Ultimately, life is short and can be tricky enough without us creating or dwelling in avoidable problems. There are billions of us on the planet - eventually, you'll find all your people if you haven't already and whoever you've left behind will find their people too!
Where you are
Some of us live where we do simply because we were raised there, others because they have moved there for work, education, and so on. But some questions to ask are: Have you outgrown this place? Do you have a lot of memories attached to that place that you'd rather not be reminded of every single day? Does it have good energy? Maybe it feels like the perfect place in which case, lucky you! And of course, it's not always easy as upping sticks, because of various responsibilities but even just being aware of these things could help in the future, if and when you do have the freedom to make the choice to move. Also, seeing things from a non-nostalgic point of view and being open to relocating and what could be a positive change, might make a huge difference.

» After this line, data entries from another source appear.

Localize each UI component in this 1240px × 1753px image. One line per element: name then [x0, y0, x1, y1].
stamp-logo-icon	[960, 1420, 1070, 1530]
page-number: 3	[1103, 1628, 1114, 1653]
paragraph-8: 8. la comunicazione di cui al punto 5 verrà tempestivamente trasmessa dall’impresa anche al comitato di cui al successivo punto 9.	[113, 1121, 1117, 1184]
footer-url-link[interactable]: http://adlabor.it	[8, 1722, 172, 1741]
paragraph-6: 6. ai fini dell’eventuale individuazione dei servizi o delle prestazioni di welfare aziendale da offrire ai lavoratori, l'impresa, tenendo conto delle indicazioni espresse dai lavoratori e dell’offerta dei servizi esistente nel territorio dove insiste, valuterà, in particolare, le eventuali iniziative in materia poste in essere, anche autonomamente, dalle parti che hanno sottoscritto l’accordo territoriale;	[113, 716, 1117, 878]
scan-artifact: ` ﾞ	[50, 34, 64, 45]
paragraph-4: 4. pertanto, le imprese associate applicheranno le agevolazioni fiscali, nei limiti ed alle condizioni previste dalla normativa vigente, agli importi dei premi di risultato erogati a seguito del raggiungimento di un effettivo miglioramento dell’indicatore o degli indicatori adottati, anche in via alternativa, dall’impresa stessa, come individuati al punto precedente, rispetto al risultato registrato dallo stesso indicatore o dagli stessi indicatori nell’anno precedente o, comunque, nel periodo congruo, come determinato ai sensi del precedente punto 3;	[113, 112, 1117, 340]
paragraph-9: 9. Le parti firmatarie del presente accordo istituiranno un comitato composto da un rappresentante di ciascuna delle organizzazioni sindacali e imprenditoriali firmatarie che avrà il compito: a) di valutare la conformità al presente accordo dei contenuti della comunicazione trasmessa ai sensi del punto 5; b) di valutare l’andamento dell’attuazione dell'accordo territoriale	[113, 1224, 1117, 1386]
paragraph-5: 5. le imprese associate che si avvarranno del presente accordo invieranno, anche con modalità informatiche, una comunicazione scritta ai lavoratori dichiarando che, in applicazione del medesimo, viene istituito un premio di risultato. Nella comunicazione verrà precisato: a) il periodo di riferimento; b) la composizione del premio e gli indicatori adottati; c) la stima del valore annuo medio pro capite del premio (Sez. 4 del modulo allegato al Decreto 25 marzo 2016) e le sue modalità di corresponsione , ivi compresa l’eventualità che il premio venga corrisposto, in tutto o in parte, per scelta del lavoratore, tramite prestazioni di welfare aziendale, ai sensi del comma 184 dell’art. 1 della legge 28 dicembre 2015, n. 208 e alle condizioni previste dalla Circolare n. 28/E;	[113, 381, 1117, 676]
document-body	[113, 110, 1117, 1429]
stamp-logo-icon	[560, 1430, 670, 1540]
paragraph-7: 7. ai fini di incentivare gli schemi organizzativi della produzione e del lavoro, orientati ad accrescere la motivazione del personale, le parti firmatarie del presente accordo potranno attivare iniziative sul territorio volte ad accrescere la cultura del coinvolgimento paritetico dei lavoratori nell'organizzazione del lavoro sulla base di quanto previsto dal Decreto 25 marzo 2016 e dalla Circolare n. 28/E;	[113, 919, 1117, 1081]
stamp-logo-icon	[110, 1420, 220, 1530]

On a smaller level, does your room have items that you haven't used in ages, clothes you haven't worn, or that you associate with an unpleasant time? Every six months or so (and definitely before New Years - that's been my tradition ever since I was young and I've no idea why!), I take a look at my room and have a declutter. It is SO therapeutic!
Digital and social
I find going through my camera roll and clearing it out one of the most boring things ever, but this literally does create space and again, helps you to let go of anything that no longer serves you. Similarly, it's a good idea to go through who you're friends with and who you're following on social media (if you don't want to feel sneaky about unfollowing people, you can always just remove them so that they no longer follow you too or you can just 'mute' them). We spend so much time on our phones and this has only increased during the frequent lockdowns, so who and what we see on social media is not just what we see on our phones - it's what we populate our days with! And so, having a little cleanse now and again might be helpful.
I hope this post has served as an invite to release any parts of your life that aren’t making it flow and that aren't bringing you joy. I hope this is the year we all make the choice to drop any and every struggle.
Disclaimer: This article is for informational and educational purposes and should not be seen as a substitute for professional psychological, psychiatric, or medical advice, diagnosis, or treatment.